Question

In a first order reaction, 87.5% of reactant is converted into product in 15 minutes. The rate constant for the reaction is given by

• A. \(\dfrac{0.693}{5}\ \text{min}^{-1}\)
• B. \(\dfrac{0.693}{15}\ \text{min}^{-1}\)
• C. \(\dfrac{5}{0.693}\ \text{min}^{-1}\)
• D. \(0.693 \times 5\ \text{min}^{-1}\)

Hint:

For first order reactions, the half-life is constant and independent of initial concentration.

Answer 1

The Correct Option is A

Step 1: Determine fraction of reactant remaining.
If 87.5% reacts, then remaining reactant \(= 12.5% = \frac{1}{8}\).

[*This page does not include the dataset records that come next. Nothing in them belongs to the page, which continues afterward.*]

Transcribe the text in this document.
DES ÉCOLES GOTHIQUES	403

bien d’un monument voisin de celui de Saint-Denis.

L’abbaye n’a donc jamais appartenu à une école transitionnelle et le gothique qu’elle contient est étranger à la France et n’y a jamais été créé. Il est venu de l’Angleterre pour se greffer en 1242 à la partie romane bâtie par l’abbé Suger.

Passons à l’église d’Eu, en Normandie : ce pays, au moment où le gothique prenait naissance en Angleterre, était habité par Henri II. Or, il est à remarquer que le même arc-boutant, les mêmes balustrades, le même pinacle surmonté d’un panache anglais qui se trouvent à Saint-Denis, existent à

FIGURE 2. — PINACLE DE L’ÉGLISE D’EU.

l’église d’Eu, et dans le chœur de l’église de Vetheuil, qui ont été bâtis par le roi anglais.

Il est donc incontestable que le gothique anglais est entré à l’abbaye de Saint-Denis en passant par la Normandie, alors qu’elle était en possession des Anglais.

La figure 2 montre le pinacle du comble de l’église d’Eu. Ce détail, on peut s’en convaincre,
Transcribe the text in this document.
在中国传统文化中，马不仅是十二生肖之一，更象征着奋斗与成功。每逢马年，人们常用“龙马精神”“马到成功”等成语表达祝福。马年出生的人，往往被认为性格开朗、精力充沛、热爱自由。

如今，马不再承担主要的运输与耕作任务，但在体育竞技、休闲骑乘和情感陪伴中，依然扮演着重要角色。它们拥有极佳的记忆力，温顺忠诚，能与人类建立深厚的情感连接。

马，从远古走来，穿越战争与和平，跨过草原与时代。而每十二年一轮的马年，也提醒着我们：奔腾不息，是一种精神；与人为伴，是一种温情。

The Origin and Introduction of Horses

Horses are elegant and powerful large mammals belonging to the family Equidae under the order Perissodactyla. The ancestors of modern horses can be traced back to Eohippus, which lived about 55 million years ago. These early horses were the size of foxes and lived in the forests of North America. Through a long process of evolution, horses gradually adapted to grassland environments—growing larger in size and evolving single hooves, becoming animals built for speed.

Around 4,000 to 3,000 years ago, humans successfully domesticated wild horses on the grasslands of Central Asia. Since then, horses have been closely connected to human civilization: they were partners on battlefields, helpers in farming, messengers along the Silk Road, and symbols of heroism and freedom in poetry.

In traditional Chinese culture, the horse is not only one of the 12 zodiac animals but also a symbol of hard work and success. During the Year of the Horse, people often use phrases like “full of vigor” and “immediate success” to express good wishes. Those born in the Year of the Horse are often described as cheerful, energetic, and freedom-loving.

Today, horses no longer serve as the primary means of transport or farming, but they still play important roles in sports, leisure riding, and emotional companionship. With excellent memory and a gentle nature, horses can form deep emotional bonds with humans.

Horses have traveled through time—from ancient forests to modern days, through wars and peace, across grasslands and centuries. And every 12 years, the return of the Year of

Step 2: Relate to half-life.
For a first order reaction: \[ \left(\frac{1}{2}\right)^n = \frac{1}{8} \Rightarrow n = 3 \] Thus, 3 half-lives have elapsed in 15 minutes.

Step 3: Calculate half-life.
\[ t_{1/2} = \frac{15}{3} = 5\ \text{min} \]

Step 4: Calculate rate constant.
For first order reaction: \[ k = \frac{0.693}{t_{1/2}} = \frac{0.693}{5}\ \text{min}^{-1} \]

Step 5: Conclusion.
The rate constant is \(\dfrac{0.693}{5}\ \text{min}^{-1}\).